CCPA Summer Series 2018: Haagerup Excavation: Seeing through Skeletons into Our Past

CCPA Summer Series 2018: Haagerup Excavation: Seeing through Skeletons into Our Past

CCPA Note: Today’s blog starts our annual summer series, where Haverford students funded through college sponsored opportunities share their experiences. We are so excited for the series to begin, and look forward to an exciting summer ahead!

By Yifan Zhang

This summer, I have the amazing opportunity to excavate a medieval cemetery on the island of Fyn in Denmark. Haagerup archaeological campaign is organized by the Unit of Anthropology (ADBOU) at the University of Southern Denmark (SDU), and I will be working with bioarchaeologists from SDU and Penn State. Through participating in this exciting project, I will gain valuable fieldwork experience and learn bioarchaeological knowledge that is not taught at Haverford. What’s more, few things could be more rewarding than personally contributing to an international research project alongside leading scholars in the field! All of these are made possible by the generosity of Ms. Deborah Lafer-Scher and the kind support from CCPA, for which I am genuinely thankful.

Haagerup cemetery was abandoned after the Protestant Reformation in Denmark and was in use for approximately five centuries, serving a local rural parish. Archaeologists estimate that there are 3000 burials in this site. So what can we learn from studying thousands of skeletons? Skeletal remains are fascinating carriers of information. When other organic materials and soft tissues have decomposed, bones persist in the soil. Not only do they provide us with the demographic profile of past populations, but diet, epidemic, disease, famine, and violence also leave marks on the bone. Numerous interesting questions, which are otherwise mysteries, can now be answers with the information we collect from the skeletal remains.

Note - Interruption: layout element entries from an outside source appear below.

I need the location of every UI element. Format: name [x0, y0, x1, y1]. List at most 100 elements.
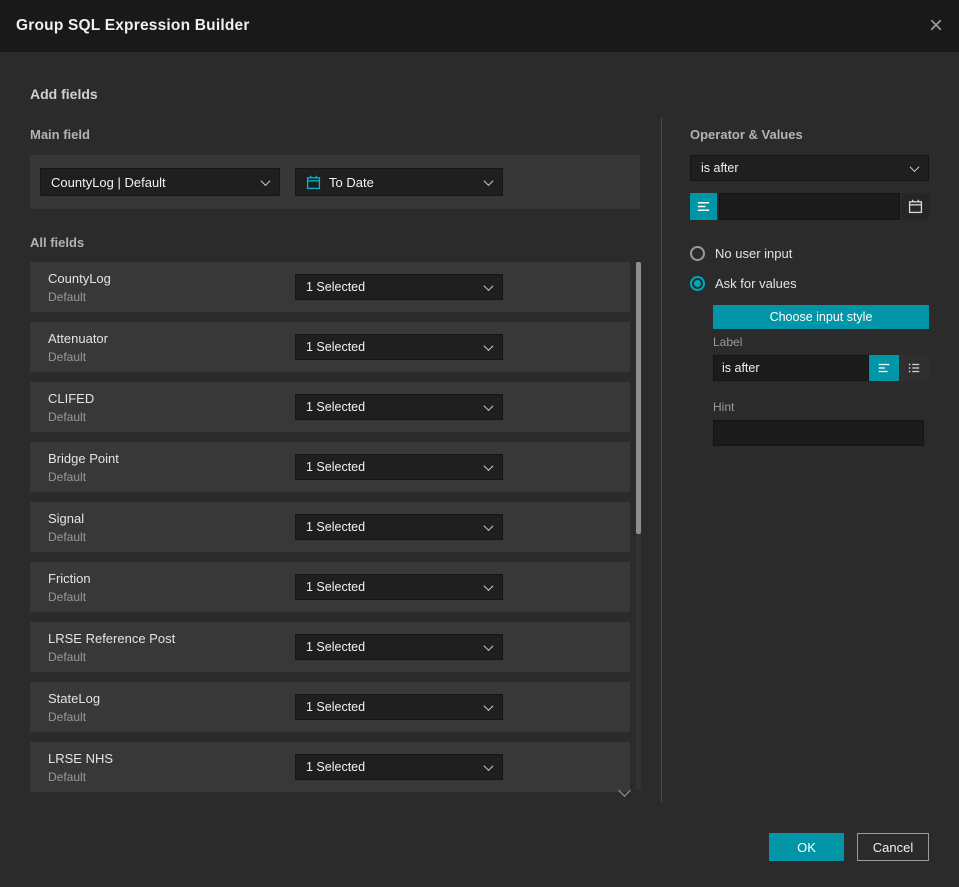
chevron-down-icon: [483, 175, 494, 186]
field-row: LRSE NHS Default 1 Selected: [30, 742, 630, 792]
field-selection-value: 1 Selected: [306, 580, 366, 594]
radio-unselected-icon: [690, 246, 705, 261]
field-selection-value: 1 Selected: [306, 340, 366, 354]
list-bullets-icon: [907, 361, 921, 375]
chevron-down-icon: [483, 460, 494, 471]
label-input-row: [713, 355, 929, 381]
label-caption: Label: [713, 335, 743, 349]
chevron-down-icon: [483, 400, 494, 411]
operator-values-heading: Operator & Values: [690, 127, 803, 142]
add-fields-heading: Add fields: [30, 86, 98, 102]
single-line-style-button[interactable]: [869, 355, 899, 381]
field-selection-select[interactable]: 1 Selected: [295, 274, 503, 300]
value-input-row: [690, 193, 929, 220]
column-divider: [661, 118, 662, 802]
field-info: StateLog Default: [48, 691, 100, 724]
list-style-button[interactable]: [899, 355, 929, 381]
field-info: CLIFED Default: [48, 391, 94, 424]
field-selection-select[interactable]: 1 Selected: [295, 694, 503, 720]
cancel-button[interactable]: Cancel: [857, 833, 929, 861]
field-name: CLIFED: [48, 390, 95, 406]
list-scrollbar-track[interactable]: [636, 262, 641, 790]
dialog-footer: OK Cancel: [769, 833, 929, 861]
no-user-input-radio[interactable]: No user input: [690, 246, 792, 261]
field-info: Friction Default: [48, 571, 91, 604]
date-field-select[interactable]: To Date: [295, 168, 503, 196]
field-name: Friction: [48, 570, 91, 586]
field-name: Bridge Point: [48, 450, 119, 466]
field-selection-select[interactable]: 1 Selected: [295, 754, 503, 780]
field-row: CountyLog Default 1 Selected: [30, 262, 630, 312]
field-sublabel: Default: [48, 649, 87, 664]
main-field-select-value: CountyLog | Default: [51, 174, 166, 190]
main-field-select[interactable]: CountyLog | Default: [40, 168, 280, 196]
field-name: LRSE NHS: [48, 750, 114, 766]
group-sql-expression-builder-dialog: Group SQL Expression Builder × Add field…: [0, 0, 959, 887]
field-info: LRSE Reference Post Default: [48, 631, 175, 664]
field-row: StateLog Default 1 Selected: [30, 682, 630, 732]
field-selection-select[interactable]: 1 Selected: [295, 514, 503, 540]
list-icon: [696, 199, 711, 214]
field-selection-select[interactable]: 1 Selected: [295, 634, 503, 660]
field-sublabel: Default: [48, 409, 87, 424]
chevron-down-icon: [483, 280, 494, 291]
field-info: CountyLog Default: [48, 271, 111, 304]
field-row: LRSE Reference Post Default 1 Selected: [30, 622, 630, 672]
field-info: Attenuator Default: [48, 331, 108, 364]
align-left-icon: [877, 361, 891, 375]
list-scrollbar-thumb[interactable]: [636, 262, 641, 534]
field-name: Attenuator: [48, 330, 108, 346]
ask-for-values-radio[interactable]: Ask for values: [690, 276, 797, 291]
calendar-icon: [908, 199, 923, 214]
field-name: StateLog: [48, 690, 101, 706]
field-selection-value: 1 Selected: [306, 400, 366, 414]
field-selection-value: 1 Selected: [306, 700, 366, 714]
ask-for-values-label: Ask for values: [715, 276, 797, 291]
field-info: Bridge Point Default: [48, 451, 119, 484]
field-row: Signal Default 1 Selected: [30, 502, 630, 552]
field-row: Attenuator Default 1 Selected: [30, 322, 630, 372]
no-user-input-label: No user input: [715, 246, 793, 261]
ok-button[interactable]: OK: [769, 833, 844, 861]
dialog-titlebar: Group SQL Expression Builder ×: [0, 0, 959, 52]
field-sublabel: Default: [48, 289, 87, 304]
field-name: Signal: [48, 510, 85, 526]
chevron-down-icon: [260, 175, 271, 186]
operator-select[interactable]: is after: [690, 155, 929, 181]
chevron-down-icon: [483, 580, 494, 591]
field-selection-value: 1 Selected: [306, 760, 366, 774]
hint-caption: Hint: [713, 400, 735, 414]
field-selection-value: 1 Selected: [306, 280, 366, 294]
calendar-icon: [306, 175, 321, 190]
operator-select-value: is after: [701, 161, 739, 175]
field-name: CountyLog: [48, 270, 111, 286]
radio-selected-icon: [690, 276, 705, 291]
field-selection-select[interactable]: 1 Selected: [295, 574, 503, 600]
label-input[interactable]: [713, 355, 869, 381]
field-selection-select[interactable]: 1 Selected: [295, 334, 503, 360]
date-picker-button[interactable]: [902, 193, 929, 220]
main-field-panel: CountyLog | Default To Date: [30, 155, 640, 209]
field-name: LRSE Reference Post: [48, 630, 176, 646]
dialog-title: Group SQL Expression Builder: [16, 17, 250, 34]
values-list-button[interactable]: [690, 193, 717, 220]
all-fields-heading: All fields: [30, 235, 85, 250]
field-sublabel: Default: [48, 349, 87, 364]
chevron-down-icon: [909, 161, 920, 172]
field-row: CLIFED Default 1 Selected: [30, 382, 630, 432]
field-selection-select[interactable]: 1 Selected: [295, 394, 503, 420]
close-icon[interactable]: ×: [929, 14, 943, 38]
chevron-down-icon: [483, 760, 494, 771]
all-fields-list: CountyLog Default 1 Selected Attenuator …: [30, 262, 630, 802]
date-field-select-value: To Date: [329, 174, 374, 190]
value-input[interactable]: [719, 193, 900, 220]
field-selection-select[interactable]: 1 Selected: [295, 454, 503, 480]
hint-input[interactable]: [713, 420, 924, 446]
field-sublabel: Default: [48, 589, 87, 604]
field-sublabel: Default: [48, 529, 87, 544]
field-sublabel: Default: [48, 709, 87, 724]
field-selection-value: 1 Selected: [306, 640, 366, 654]
chevron-down-icon: [483, 640, 494, 651]
choose-input-style-button[interactable]: Choose input style: [713, 305, 929, 329]
field-sublabel: Default: [48, 469, 87, 484]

Personally, I am most interested in the paleodemographic and paleoepidemiological studies of the skeletons. My first-semester biological anthropology class at Bryn Mawr debunked my previous assumption about diseases by introducing me to a mind-blowing idea, that human sociocultural interactions are actively shaping our health. I am utterly fascinated by how sociocultural interactions can cause a concrete impact on one’s biology without exerting any direct physical stress. Appreciating the authenticity of archaeological discoveries, I aspire to study the biocultural interactions in the human past, especially how external factors such as class stratification, settlement structure, and migration may have influenced human health. In the framework of biocultural interaction, human skeletal remains recorded significant sociocultural stressors like a memory-card. Interpreting such memory-card will help to reconstruct sociocultural constructs like class, inequality, sexualization, integration and segregation in ancient societies.

To answers my questions regarding how sociocultural factors influenced disease, I need to incorporate knowledge of archaeology, paleopathology, and paleodemography, to name a few. Among those, bioarchaeology and paleopathology are pivotal, since skeletal remains will be my primary research objects and the most fundamental task is determining their pathological conditions. Haagerup will equip me with essential techniques for processing the unearthed remains and diagnosing abnormalities. In addition, I will learn to obtain key demographic indicators such as gender and age through osteoarchaeology component of the project, which are equally crucial for my paleodemography-focused interest. I read In the field report from last year that interesting demographic information has been retrieved from the excavation, which echoes perfectly my research interest. It is through the reconstruction of individual’s biological profile and then correlating it with the paleodemographic context that we can generalize underlying patterns of health and diseases in the population and therefore, produce theories of sociocultural constructs in ancient societies. This process helps us to eventually reach an accurate reconstruction of the human past.

Small classes and knowledgable faculty members at Bi-Co have support my interest in archaeology and anthropology tremendously. But the small size of the college also, more or less, limits the classroom sources available to us. However, college sponsored programs and funds largely make up the regrets left in the classroom. Again, I truly appreciate the support from Ms. Lafer-Scher and CCPA, without which my summer field training would not be possible. I will keep you all updated later in the summer!